Le dossier Maldoror de Fabrice Du Welz
Dans un geste cinématographique ambitieux, Fabrice Du Welz raconte par la fiction l’affaire qui a traumatisé la Belgique des années 1990. Devant sa caméra, Anthony Bajon livre une prestation d’une grande richesse.
Comment aborder au cinéma un drame criminel tel que l’affaire Dutroux ? Fabrice Du Welz s’est inévitablement posé cette question avant d’entreprendre ce Dossier Maldoror, thriller policier qui plonge, par le biais de la fiction, dans une affaire qui a durablement traumatisé la Belgique.
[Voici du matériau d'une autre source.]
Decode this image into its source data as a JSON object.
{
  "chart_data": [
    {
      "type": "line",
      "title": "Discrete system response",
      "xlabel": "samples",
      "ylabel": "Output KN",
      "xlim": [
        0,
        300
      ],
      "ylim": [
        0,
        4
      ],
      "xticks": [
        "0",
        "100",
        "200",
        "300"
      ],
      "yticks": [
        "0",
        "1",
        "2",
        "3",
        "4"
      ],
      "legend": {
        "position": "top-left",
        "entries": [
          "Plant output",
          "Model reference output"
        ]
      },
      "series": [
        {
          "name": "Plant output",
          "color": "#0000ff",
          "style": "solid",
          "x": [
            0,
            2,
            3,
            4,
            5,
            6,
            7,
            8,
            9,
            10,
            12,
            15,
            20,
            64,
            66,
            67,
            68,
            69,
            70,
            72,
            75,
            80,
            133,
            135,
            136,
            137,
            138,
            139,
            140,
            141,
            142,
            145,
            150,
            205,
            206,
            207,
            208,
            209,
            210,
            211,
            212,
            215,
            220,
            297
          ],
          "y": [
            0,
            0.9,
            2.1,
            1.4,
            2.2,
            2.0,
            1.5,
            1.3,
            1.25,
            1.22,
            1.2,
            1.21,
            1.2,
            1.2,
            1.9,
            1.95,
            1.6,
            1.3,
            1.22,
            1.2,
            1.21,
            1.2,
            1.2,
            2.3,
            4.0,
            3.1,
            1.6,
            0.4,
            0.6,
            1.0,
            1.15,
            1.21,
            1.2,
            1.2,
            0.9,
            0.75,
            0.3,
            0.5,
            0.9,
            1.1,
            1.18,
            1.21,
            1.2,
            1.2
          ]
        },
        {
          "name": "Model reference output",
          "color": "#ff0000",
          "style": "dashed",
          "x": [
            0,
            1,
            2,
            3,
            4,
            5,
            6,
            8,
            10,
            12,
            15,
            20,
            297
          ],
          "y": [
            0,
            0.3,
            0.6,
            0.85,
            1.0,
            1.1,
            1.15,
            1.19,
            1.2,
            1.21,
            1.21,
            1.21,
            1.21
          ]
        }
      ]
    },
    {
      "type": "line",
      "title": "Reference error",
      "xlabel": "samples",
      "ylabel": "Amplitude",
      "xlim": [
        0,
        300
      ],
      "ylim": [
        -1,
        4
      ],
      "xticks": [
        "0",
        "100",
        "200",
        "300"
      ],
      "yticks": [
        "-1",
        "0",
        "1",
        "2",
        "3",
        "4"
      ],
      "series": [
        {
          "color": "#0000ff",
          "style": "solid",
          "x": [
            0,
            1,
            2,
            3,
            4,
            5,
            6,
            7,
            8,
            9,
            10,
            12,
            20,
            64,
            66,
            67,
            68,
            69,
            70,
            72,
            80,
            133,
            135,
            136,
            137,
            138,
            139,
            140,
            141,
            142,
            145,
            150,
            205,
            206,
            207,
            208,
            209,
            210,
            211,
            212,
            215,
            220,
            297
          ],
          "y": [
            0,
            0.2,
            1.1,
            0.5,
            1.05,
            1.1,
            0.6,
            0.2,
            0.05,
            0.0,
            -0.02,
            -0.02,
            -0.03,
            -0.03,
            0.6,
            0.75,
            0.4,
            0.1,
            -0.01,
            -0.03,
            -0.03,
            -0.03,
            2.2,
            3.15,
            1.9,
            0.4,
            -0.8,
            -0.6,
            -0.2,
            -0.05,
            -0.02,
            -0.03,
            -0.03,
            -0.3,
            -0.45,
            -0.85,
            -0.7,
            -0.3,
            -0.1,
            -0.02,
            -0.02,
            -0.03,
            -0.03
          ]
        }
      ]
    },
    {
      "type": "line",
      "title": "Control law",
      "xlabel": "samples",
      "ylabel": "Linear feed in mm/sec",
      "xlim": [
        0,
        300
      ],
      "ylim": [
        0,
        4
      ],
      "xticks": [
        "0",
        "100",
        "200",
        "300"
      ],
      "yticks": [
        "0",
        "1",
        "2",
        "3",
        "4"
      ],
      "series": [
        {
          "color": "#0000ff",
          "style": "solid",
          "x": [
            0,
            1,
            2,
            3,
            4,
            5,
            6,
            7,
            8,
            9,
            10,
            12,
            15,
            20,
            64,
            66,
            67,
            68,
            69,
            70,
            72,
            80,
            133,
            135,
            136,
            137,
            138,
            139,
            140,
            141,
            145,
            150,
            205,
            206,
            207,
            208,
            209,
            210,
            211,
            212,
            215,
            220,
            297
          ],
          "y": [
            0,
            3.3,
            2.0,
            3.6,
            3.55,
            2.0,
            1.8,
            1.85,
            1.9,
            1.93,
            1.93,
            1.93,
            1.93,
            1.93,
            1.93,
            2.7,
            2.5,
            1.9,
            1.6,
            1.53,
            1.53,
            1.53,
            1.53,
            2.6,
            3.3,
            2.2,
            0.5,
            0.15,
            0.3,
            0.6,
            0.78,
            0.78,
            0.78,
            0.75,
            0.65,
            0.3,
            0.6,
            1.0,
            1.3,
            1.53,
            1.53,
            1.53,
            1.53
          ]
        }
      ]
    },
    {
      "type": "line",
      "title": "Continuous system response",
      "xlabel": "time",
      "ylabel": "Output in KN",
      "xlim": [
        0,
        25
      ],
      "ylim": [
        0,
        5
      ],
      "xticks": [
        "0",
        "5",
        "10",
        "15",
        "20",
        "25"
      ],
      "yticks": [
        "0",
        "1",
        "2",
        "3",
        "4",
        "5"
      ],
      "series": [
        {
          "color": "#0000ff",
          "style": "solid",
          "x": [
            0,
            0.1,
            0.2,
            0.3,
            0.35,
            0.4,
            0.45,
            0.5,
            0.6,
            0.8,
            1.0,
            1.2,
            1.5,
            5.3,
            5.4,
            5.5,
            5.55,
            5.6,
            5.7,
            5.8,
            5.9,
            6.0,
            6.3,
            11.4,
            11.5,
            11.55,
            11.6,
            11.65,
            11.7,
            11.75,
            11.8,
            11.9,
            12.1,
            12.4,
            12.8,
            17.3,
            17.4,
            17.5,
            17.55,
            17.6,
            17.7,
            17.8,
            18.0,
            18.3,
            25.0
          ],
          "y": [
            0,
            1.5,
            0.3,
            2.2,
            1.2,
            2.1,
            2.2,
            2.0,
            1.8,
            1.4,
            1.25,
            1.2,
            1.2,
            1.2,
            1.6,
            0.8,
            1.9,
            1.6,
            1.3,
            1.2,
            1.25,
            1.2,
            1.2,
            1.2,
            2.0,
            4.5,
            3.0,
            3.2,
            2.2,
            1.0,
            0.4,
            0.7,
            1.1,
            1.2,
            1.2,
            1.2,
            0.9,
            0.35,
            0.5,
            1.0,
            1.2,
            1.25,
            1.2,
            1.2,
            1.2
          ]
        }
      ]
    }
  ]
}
Sa réponse nous replonge dans le passé du cinéma italien, qui savait s’emparer de thèmes politiques et/ou historiques afin d’en produire des films populaires, comme Sacco & Vanzetti de Giuliano Montaldo, L’Affaire Mattei de Francesco Rosi, ou Le Maître de la Camorra de Giuseppe Tornatore.
C’est cette approche que le réalisateur de Calvaire emploie donc d’une façon particulièrement ambitieuse. Pour relater la longue enquête démarrée en 1995 par le jeune gendarme Paul Chartier, Fabrice Du Welz n’hésite pas à emprunter plusieurs registres et à surfer sur les genres : comédie burlesque pour relater l’opposition entre différentes brigades d’enquêteurs, thriller glauque et étouffant pour décrire l’environnement criminel de Paul Dedieu (oppressant Sergi López), chronique naturaliste pour raconter l’histoire familiale difficile de Jean et son mariage avec Gina, western halluciné pour décrire la traque du criminel. On pourra dire que le mieux est l’ennemi du bien et cet effet cumulatif, combiné aux sous-intrigues, finit par écraser un peu le récit patiemment agencé par son réalisateur.
Mais à cette (trop grande) générosité scénaristique répond l’ampleur de la mise en scène d’un cinéaste qui se renouvelle courageusement avec ce film à l’énergie brute. Du Welz s’éloigne en effet de la sophistication formelle de ses précédents films pour capter au plus près l’obsession de son personnage principal. Et c’est peut-être la plus grande force du film : l’osmose entre un réalisateur et son interprète. Dans une composition sidérante, Anthony Bajon épouse toutes les facettes, même les moins agréables, de son personnage et donne l’indispensable force d’incarnation qui accompagne à chaque plan la réalisation fiévreuse de Fabrice Du Welz.